Fatima Hüssein yaptığı konuşmasında çocuk sahibi olmak isteyen Müslümanların uygulanan yöntemleri tanımak istediklerini anlatırken İngiltere nüfusunun yüzde 4.4 ‘ünü oluşturan 2.7 milyon Müslümandan çok azının tüp bebek tedavisine karşı çıktığını belirtti. IVF tedavisine İslam dininde izin verilip verilmediği sorusuna “1995’den beri gamet (sperm -yumurta ) hassas bir konu. Teknoloji gelişiyor ve kısırlık tedavi yöntemleri değişiyor. Genel prensipler yüzde 95 tarafından helal sayılıyor. IVF tedavi yöntemlerine bakış açısı ülkelere göre değişiyor. Lübnan ve İran’da çok ileriyken Türkiye’de yumurta ve sperm donasyonu yasak” yanıtını verdi.

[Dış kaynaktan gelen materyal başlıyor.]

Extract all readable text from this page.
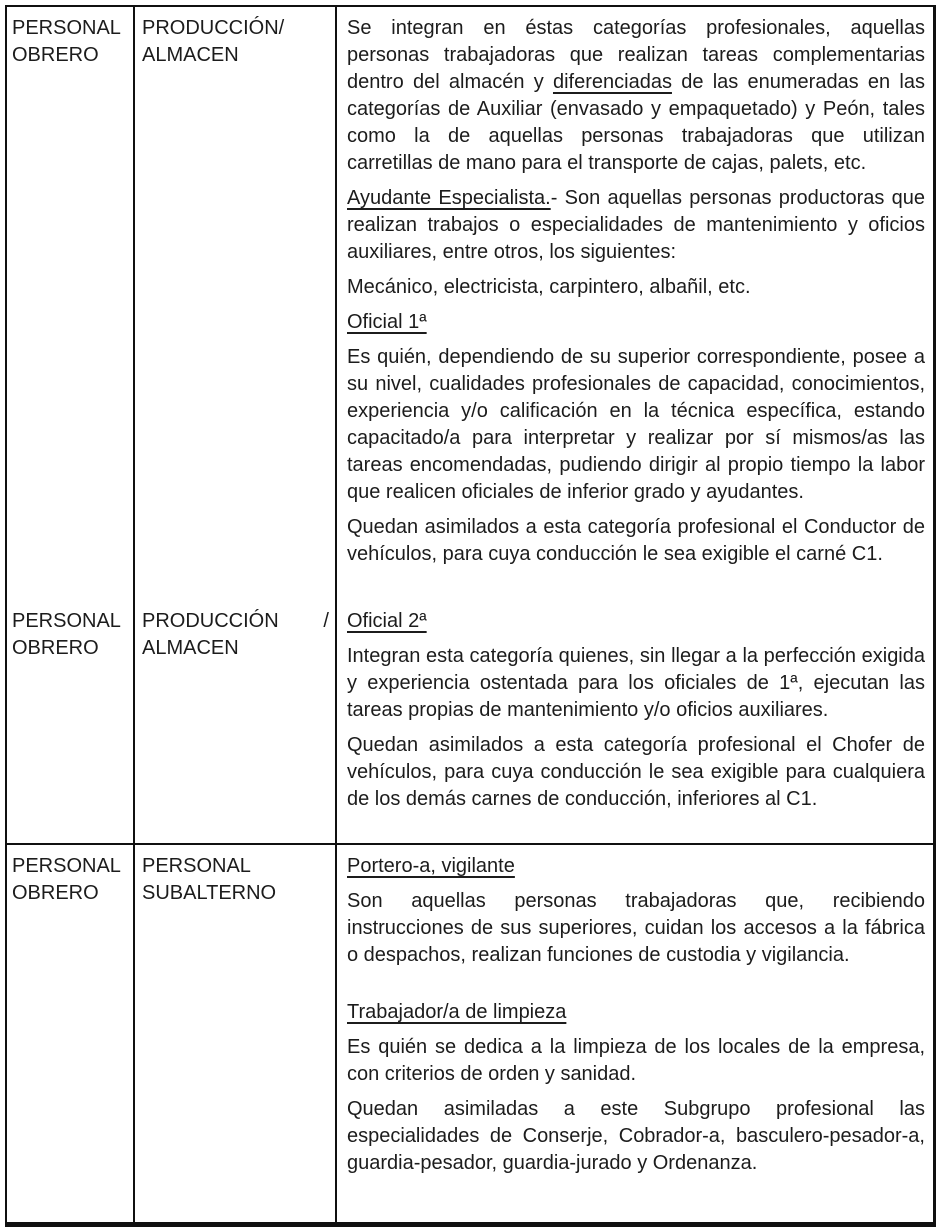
PERSONAL OBRERO
PRODUCCIÓN/ ALMACEN

Se integran en éstas categorías profesionales, aquellas personas trabajadoras que realizan tareas complementarias dentro del almacén y diferenciadas de las enumeradas en las categorías de Auxiliar (envasado y empaquetado) y Peón, tales como la de aquellas personas trabajadoras que utilizan carretillas de mano para el transporte de cajas, palets, etc.

Ayudante Especialista.- Son aquellas personas productoras que realizan trabajos o especialidades de mantenimiento y oficios auxiliares, entre otros, los siguientes:

Mecánico, electricista, carpintero, albañil, etc.

Oficial 1ª

Es quién, dependiendo de su superior correspondiente, posee a su nivel, cualidades profesionales de capacidad, conocimientos, experiencia y/o calificación en la técnica específica, estando capacitado/a para interpretar y realizar por sí mismos/as las tareas encomendadas, pudiendo dirigir al propio tiempo la labor que realicen oficiales de inferior grado y ayudantes.

Quedan asimilados a esta categoría profesional el Conductor de vehículos, para cuya conducción le sea exigible el carné C1.

PERSONAL OBRERO
PRODUCCIÓN / ALMACEN

Oficial 2ª

Integran esta categoría quienes, sin llegar a la perfección exigida y experiencia ostentada para los oficiales de 1ª, ejecutan las tareas propias de mantenimiento y/o oficios auxiliares.

Quedan asimilados a esta categoría profesional el Chofer de vehículos, para cuya conducción le sea exigible para cualquiera de los demás carnes de conducción, inferiores al C1.

PERSONAL OBRERO
PERSONAL SUBALTERNO

Portero-a, vigilante

Son aquellas personas trabajadoras que, recibiendo instrucciones de sus superiores, cuidan los accesos a la fábrica o despachos, realizan funciones de custodia y vigilancia.

Trabajador/a de limpieza

Es quién se dedica a la limpieza de los locales de la empresa, con criterios de orden y sanidad.

Quedan asimiladas a este Subgrupo profesional las especialidades de Conserje, Cobrador-a, basculero-pesador-a, guardia-pesador, guardia-jurado y Ordenanza.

Şii Müslümanların biraz maceracı olduklarını belirten Müslüman jinekolog doktor, KKTC’deki tüp bebek kliniklerini bilmeyen bir hastasının İspanya’ya tedaviye gittiğini anlattı.
Taşıyıcı anne konusunda herkesin kendi görüşü olduğunu söyleyen Fatima Hüssein, bazı Müslüman hastaların Müslüman spermini tercih ettiklerine dikkat çekti.
Bazı aşırı Müslümanların yumurta ve sperm verilmesini zina suçu saydıklarına değinen jinekolog doktor, Müslüman hastaların yüzde 95’inin donasyonu benimsediklerini söyledi.
Kıbrıs Crown IVF tüp bebek ünitesi Direktörü Dr. Halil İbrahim Tekin ve Liverpool Kadın Hastanesi IVF Bölüm Başkanı Dr. Rafet Gazvani tarafından bu yıl 4’üncüsü düzenlenen Üreme Sağlığı Bahar Sempozyumu’na İngiltere’den 60’ın üzerinde Profesör ve Klinik Şefi/Konsültan katıldı. Sempozyumda kısırlık tedavisindeki gelişmeler ve yeni tedavi yöntemleri ile yumurta donasyonu alanındaki problemler tartışıldı. İngiltere'den Dr. Rafet Gazvani ve Kıbrıs'dan Dr. Halil İbrahim Tekin birlikte kurdukları sistemle İngiliz hastaların Kıbrıs’ta tedavisini sağlıyorlar
Dr. İbrahim Tekin, “İngiltere'de donör yumurtasına ihtiyacı olan çiftler bu ideallerine Kıbrıs'da kavuşuyorlar. Kıbrıs'da donör sıkıntısı yok. Gebelik oranlarımız %80in üzerinde. Kendilerine en yüksek kalitede hasta bakım hizmeti de veriyoruz. O yüzden İngiliz hastalarımız ve onları gönderen doktorları memnun” dedi.
Dr. Rafet Gazvani, İngiltere'deki donör ve donör yumurtası sıkıntısını doğruladı. Ayrıca donörün kimliğinin gizli olmasının birçok İngiliz için olumlu bir durum olduğunu söyledi. İngiltere'de donörler kimlik ve adreslerini kayıt ettirmek zorunda. Doğacak çocuk 18 yaşına geldiğinde isterse gidip donörü bulabiliyor. Bu da bir çok çift için kabul edilir bir durum değil. Benim bir çok hastam doğacak çocuğa bu detayların bahsedilmemesinden yana. O yüzden de Kıbrıs tercih ediliyor.
Biz Dr. Halil İbrahim Bey ile 7 yıldır birlikte çalışıyoruz. İlk başladığımızda kimse Kıbrıs Türk tarafının adını bilmezken şimdi IVF ve yumurta donasyonu tedavisinde Avrupa'da bir yer sahibi haline geldi” diye konuştu.
Daha sonra Crown IVF kliniğini ziyaret eden delegeler çok memnun kaldıklarını belirtirken Dr. Tekin bir İngiltere devlet sağlık kurumu hastanesi ile (NHS Leicester) yumurta donasyonu tedavisi için kontrat yapan ilk yurtdışı ünite olduklarının altını çizdi.